Acronis has published a new whitepaper that updates the key principles and strategies for protecting sensitive or personal data in the healthcare sector.
Titled “How healthcare tech professionals can protect sensitive data in the new era of cyber threats“, the resource focuses on seven key challenges for healthcare IT: data breaches; malware threats like ransomware and cryptojacking; compliance; cloud migrations; data availability; mobility; and complexity around data protection infrastructures.
According to Acronis, survival in the face of these challenges means taking a new approach to safeguarding data, based on five vectors of cyber protection: safety, accessibility, privacy, authenticity and security, in a time of rapid digital transformation, big data, growing interoperability needs and increased scrutiny.
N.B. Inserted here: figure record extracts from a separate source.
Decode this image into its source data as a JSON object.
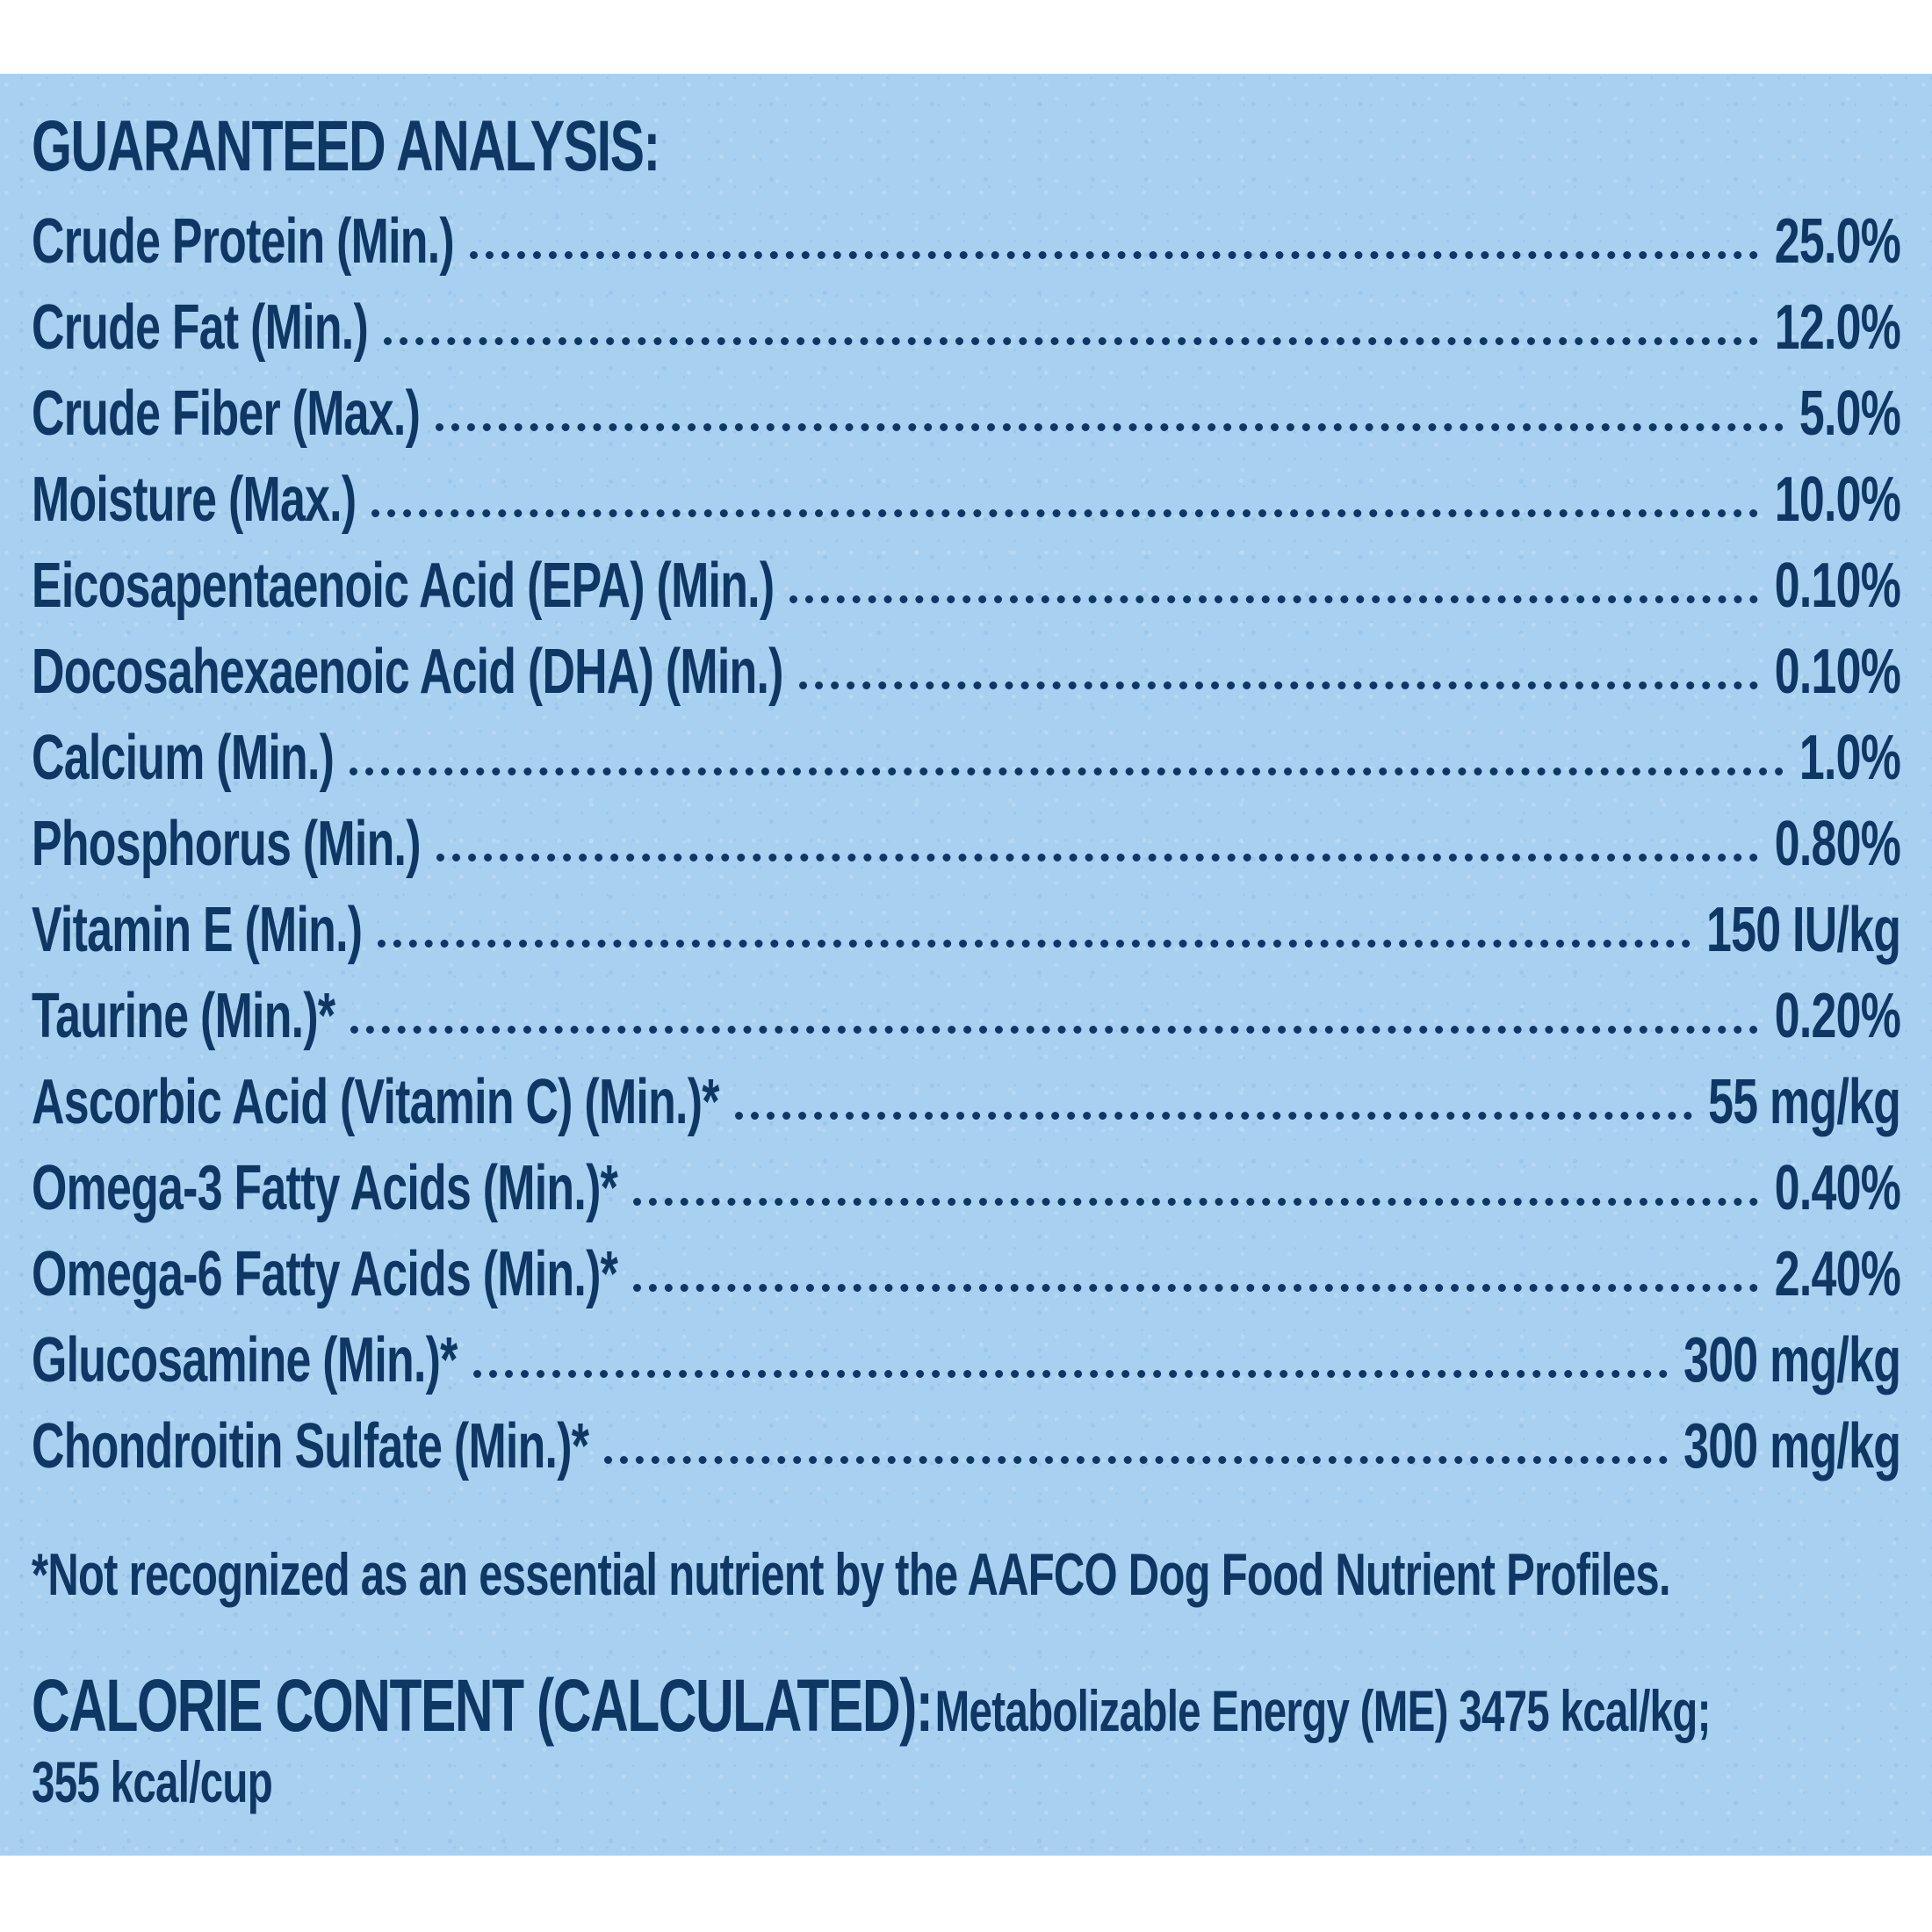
{
  "heading": "GUARANTEED ANALYSIS:",
  "colors": {
    "panel_background": "#a8d0f0",
    "text": "#0f3763"
  },
  "analysis": [
    {
      "label": "Crude Protein (Min.)",
      "value": "25.0%"
    },
    {
      "label": "Crude Fat (Min.)",
      "value": "12.0%"
    },
    {
      "label": "Crude Fiber (Max.)",
      "value": "5.0%"
    },
    {
      "label": "Moisture (Max.)",
      "value": "10.0%"
    },
    {
      "label": "Eicosapentaenoic Acid (EPA) (Min.)",
      "value": "0.10%"
    },
    {
      "label": "Docosahexaenoic Acid (DHA) (Min.)",
      "value": "0.10%"
    },
    {
      "label": "Calcium (Min.)",
      "value": "1.0%"
    },
    {
      "label": "Phosphorus (Min.)",
      "value": "0.80%"
    },
    {
      "label": "Vitamin E (Min.)",
      "value": "150 IU/kg"
    },
    {
      "label": "Taurine (Min.)*",
      "value": "0.20%"
    },
    {
      "label": "Ascorbic Acid (Vitamin C) (Min.)*",
      "value": "55 mg/kg"
    },
    {
      "label": "Omega-3 Fatty Acids (Min.)*",
      "value": "0.40%"
    },
    {
      "label": "Omega-6 Fatty Acids (Min.)*",
      "value": "2.40%"
    },
    {
      "label": "Glucosamine (Min.)*",
      "value": "300 mg/kg"
    },
    {
      "label": "Chondroitin Sulfate (Min.)*",
      "value": "300 mg/kg"
    }
  ],
  "footnote": "*Not recognized as an essential nutrient by the AAFCO Dog Food Nutrient Profiles.",
  "calorie": {
    "title": "CALORIE CONTENT (CALCULATED):",
    "text": "Metabolizable Energy (ME) 3475 kcal/kg;",
    "text_line2": "355 kcal/cup"
  }
}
The paper notes that balancing all these different factors can be tricky, especially when facing off armies of cybercriminals determined to steal valuable healthcare data and hold it for ransom.
“Healthcare institutions are expected to enable complex new applications, drive down costs, and improve patient outcomes – all while fighting off broad IT challenges like staff retention, cloud migration, and the proliferation of mobile and IoT devices.”
Acronis, which offers an array of cyber protection, storage, secure file sync-and-share, and disaster recovery solutions optimised for the healthcare sector, points to Information Technology Intelligence Consulting figures that suggest a single hour of downtime costs more than $100,000 for most organisations in the private sector.
“The healthcare industry is undergoing a pivotal digital transformation, moving from antiquated methods of storing patient information to adopting new data-intensive diagnostic and treatment applications,” Acronis notes.
“The sheer volume of sensitive healthcare data is growing and spreading across physical locations, computing devices, and networks (including private and public clouds). Important new healthcare applications like telemedicine, remote patient monitoring, and virtual- and assisted reality-based training are adding to the flood of data.”
Other emerging technologies like artificial intelligence (AI), machine learning (ML), the Internet of Things (IoT), and blockchain further complicate the puzzle, Acronis says.